A content strategy can keep your website from falling apart.
Review your content
First things first. Proofread, edit, update, and remove outdated information. This is perhaps the single most important rule for any content strategy. It will establish a baseline for where your content is and where it needs to be. If you adopt only one rule, let this be it.

Write for the web
The basic tenant of this rule is simplicity and here are the primary components:
  • Create short, simple, relevant headings/section titles.
  • Break up long blocks of text with paragraphs and bulleted lists to highlight the main points. This treatments is called “chunking”. It’s easier on your site visitor’s eyes and much easier to read. Using page or CMS Items (link) is an excellent tool for this. A lot of text is too much on the web.
  • Use plain language for longer, more technical information. This is actually a good practice for any text on any section.
  • Never underline text unless it is a link. It causes confusion for site visitors. Find other ways to highlight text such as bolding or italicizing.

Let the Content Management System (CMS) do the work
Every design has its own built-in combination of font types, styles, sizes and overall colors scheme. Since content editors function much like MS Word, it’s tempting to play around with formatting. But this is where trouble can arise as each administrator may apply different formatting styles to different areas. The easiest way to keep your content consistent is to let the CMS do the work.
  • Use the default fonts and associated styles built into the design. If you decide to change any of these elements, be sure to decide as a group so everyone is doing the same thing.
  • Add content directly into the CMS content editor. Do not create an external Word doc and then copy/paste.
  • Only use ALL CAPS for a short title or if that style is built into the design headings.

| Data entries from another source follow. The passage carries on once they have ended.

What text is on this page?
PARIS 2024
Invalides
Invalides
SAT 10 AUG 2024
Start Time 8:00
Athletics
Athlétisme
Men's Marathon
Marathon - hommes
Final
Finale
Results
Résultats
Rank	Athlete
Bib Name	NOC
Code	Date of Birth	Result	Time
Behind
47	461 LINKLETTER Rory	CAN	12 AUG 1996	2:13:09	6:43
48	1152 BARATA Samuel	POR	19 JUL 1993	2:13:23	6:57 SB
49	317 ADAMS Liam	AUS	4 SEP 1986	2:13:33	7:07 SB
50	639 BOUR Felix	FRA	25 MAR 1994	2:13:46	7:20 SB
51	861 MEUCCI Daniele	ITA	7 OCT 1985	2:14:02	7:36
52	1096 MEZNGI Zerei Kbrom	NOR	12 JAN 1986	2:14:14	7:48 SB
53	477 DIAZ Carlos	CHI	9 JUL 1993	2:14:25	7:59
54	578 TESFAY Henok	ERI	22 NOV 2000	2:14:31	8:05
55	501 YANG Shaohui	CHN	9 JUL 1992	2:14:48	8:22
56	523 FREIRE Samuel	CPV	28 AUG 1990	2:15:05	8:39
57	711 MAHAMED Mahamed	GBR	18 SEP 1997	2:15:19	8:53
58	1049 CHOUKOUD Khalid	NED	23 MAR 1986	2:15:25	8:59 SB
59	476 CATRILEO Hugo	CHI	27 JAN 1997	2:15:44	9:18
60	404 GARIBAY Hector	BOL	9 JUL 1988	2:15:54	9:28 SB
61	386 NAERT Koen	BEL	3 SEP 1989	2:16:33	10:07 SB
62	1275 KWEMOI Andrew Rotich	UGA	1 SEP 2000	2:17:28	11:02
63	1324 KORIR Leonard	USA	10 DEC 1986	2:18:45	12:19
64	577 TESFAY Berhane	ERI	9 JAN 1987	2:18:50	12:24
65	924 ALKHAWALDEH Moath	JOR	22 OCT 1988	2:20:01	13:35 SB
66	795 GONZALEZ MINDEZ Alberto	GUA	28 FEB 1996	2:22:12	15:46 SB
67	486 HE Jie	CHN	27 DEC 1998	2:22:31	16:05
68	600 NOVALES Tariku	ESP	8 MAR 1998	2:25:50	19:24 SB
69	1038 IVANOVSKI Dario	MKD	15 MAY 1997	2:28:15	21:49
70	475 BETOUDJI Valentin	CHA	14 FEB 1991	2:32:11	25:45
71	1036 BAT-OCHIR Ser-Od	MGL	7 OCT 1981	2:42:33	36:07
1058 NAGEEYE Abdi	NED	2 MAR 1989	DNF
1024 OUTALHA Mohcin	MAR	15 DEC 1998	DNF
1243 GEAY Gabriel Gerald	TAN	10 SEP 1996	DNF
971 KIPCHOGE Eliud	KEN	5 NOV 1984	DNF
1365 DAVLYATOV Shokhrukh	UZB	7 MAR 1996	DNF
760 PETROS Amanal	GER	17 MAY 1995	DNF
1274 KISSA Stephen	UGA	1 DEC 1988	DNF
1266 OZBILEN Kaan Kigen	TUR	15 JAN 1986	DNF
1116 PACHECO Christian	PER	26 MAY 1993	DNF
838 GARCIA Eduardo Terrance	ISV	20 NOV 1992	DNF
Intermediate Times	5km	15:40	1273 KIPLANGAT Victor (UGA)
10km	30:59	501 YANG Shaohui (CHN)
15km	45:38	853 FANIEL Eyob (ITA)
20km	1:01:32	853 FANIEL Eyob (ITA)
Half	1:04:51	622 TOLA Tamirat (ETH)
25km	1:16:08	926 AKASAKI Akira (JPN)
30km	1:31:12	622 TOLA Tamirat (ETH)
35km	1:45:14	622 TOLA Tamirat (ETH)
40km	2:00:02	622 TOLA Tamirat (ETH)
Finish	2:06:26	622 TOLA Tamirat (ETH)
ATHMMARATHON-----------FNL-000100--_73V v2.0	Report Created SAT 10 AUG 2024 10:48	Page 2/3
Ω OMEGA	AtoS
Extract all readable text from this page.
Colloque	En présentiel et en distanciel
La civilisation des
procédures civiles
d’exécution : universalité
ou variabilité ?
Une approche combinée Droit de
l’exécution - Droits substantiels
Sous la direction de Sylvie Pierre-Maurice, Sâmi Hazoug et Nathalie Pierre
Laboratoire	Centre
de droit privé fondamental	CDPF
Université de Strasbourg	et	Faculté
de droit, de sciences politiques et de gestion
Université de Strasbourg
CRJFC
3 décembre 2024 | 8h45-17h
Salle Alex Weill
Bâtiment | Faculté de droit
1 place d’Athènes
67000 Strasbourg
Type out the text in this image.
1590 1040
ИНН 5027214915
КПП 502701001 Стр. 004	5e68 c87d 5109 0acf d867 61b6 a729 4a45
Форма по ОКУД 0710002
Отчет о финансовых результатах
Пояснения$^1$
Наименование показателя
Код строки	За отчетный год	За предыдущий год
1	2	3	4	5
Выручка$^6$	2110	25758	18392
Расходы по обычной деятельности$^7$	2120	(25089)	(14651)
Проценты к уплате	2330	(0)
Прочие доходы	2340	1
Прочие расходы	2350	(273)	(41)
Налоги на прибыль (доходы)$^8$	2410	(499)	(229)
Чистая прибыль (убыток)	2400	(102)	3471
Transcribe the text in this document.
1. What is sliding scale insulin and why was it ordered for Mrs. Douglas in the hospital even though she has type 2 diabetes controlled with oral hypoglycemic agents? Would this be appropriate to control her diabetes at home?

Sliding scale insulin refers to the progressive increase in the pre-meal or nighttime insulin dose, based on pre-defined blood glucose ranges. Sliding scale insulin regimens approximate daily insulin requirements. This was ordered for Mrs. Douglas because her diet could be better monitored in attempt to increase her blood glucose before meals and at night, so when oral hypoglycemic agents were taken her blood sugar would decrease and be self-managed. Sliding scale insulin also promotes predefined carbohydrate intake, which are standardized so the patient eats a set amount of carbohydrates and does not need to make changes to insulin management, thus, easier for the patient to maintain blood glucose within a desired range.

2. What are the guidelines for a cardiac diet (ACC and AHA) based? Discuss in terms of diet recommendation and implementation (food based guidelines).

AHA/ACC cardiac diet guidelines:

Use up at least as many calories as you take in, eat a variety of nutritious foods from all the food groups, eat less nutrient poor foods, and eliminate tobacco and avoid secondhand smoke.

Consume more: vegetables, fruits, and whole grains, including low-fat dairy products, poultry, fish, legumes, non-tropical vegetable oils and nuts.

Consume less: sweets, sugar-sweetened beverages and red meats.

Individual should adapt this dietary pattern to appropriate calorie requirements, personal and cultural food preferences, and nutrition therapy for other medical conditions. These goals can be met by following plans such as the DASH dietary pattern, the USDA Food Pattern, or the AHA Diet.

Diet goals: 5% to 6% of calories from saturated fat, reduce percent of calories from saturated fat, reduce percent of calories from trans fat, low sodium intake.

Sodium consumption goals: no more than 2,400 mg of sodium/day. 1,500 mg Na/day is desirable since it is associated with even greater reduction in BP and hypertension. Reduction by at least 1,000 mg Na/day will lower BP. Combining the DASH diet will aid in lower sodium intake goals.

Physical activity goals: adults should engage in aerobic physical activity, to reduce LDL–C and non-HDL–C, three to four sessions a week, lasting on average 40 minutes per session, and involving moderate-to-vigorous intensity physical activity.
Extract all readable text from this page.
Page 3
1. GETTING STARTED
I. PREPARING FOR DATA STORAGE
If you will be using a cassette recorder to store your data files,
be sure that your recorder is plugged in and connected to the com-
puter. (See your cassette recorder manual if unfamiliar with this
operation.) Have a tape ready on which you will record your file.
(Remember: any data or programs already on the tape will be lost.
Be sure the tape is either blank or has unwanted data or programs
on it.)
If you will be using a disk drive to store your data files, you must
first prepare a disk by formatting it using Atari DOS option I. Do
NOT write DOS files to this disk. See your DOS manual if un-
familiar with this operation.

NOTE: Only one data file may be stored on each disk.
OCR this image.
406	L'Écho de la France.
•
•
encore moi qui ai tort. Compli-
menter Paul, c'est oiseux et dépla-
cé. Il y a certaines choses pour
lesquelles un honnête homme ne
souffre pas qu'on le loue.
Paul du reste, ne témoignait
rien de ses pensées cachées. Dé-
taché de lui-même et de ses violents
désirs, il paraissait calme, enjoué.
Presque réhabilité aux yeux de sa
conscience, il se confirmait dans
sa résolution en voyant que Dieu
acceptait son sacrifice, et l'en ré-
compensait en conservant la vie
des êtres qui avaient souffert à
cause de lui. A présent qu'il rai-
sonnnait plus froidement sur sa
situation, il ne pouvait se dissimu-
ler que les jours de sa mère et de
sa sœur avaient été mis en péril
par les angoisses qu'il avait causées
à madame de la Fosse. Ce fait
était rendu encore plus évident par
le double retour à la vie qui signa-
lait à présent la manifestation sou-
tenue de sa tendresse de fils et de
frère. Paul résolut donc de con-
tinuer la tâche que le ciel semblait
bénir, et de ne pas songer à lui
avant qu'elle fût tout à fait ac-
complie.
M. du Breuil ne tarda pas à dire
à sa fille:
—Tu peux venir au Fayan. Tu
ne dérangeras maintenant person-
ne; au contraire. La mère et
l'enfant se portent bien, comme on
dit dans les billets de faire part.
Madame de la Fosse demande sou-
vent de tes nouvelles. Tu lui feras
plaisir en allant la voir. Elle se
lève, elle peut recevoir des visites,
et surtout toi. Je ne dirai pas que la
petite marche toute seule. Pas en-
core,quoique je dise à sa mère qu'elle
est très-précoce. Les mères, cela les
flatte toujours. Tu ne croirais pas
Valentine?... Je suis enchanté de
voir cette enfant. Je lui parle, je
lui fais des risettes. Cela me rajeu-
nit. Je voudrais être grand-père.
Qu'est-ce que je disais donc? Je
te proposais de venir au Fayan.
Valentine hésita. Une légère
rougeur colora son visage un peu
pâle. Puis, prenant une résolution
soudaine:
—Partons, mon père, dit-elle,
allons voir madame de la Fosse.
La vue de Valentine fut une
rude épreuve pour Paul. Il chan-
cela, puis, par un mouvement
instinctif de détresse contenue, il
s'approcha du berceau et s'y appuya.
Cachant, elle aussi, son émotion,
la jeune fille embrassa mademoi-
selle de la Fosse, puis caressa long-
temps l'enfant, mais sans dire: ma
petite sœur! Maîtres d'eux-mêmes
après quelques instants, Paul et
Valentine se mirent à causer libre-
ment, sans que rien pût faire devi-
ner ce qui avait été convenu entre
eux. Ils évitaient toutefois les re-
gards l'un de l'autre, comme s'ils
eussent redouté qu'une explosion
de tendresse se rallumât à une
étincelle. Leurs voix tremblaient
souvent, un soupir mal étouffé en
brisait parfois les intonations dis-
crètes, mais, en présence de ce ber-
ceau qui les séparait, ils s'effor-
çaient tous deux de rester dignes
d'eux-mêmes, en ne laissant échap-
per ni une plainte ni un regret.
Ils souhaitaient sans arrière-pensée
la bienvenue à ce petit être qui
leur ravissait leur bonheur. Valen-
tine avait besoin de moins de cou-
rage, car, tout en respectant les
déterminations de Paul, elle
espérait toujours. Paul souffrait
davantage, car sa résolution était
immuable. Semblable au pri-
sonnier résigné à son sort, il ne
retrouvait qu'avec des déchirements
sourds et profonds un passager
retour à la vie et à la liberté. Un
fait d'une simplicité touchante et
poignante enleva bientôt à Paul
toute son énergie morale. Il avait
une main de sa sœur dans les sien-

Follow accessibility (ADA) standards
ADA guidelines are kind of a “twofer”. If you apply them to your content, you get a website that is both consistent and more accessible to all visitors. How can you lose?

Set a content review & update schedule
Admittedly this one can be a big challenge to establish staff-wide, but if it is, your content strategy just became that much easier to implement. Even if you just convene the web administrators once a year for a site review, that will pay big dividends.

Ensure new web administrators are trained
This isn’t a true content strategy principle per se but it definitely falls under the large umbrella of maintaining a professional local government website. Remember to have new web administrators trained on the CMS and the ways of your in-house web guidelines. Consistent content is the key to a great site. One errant admin and the whole thing can fall apart!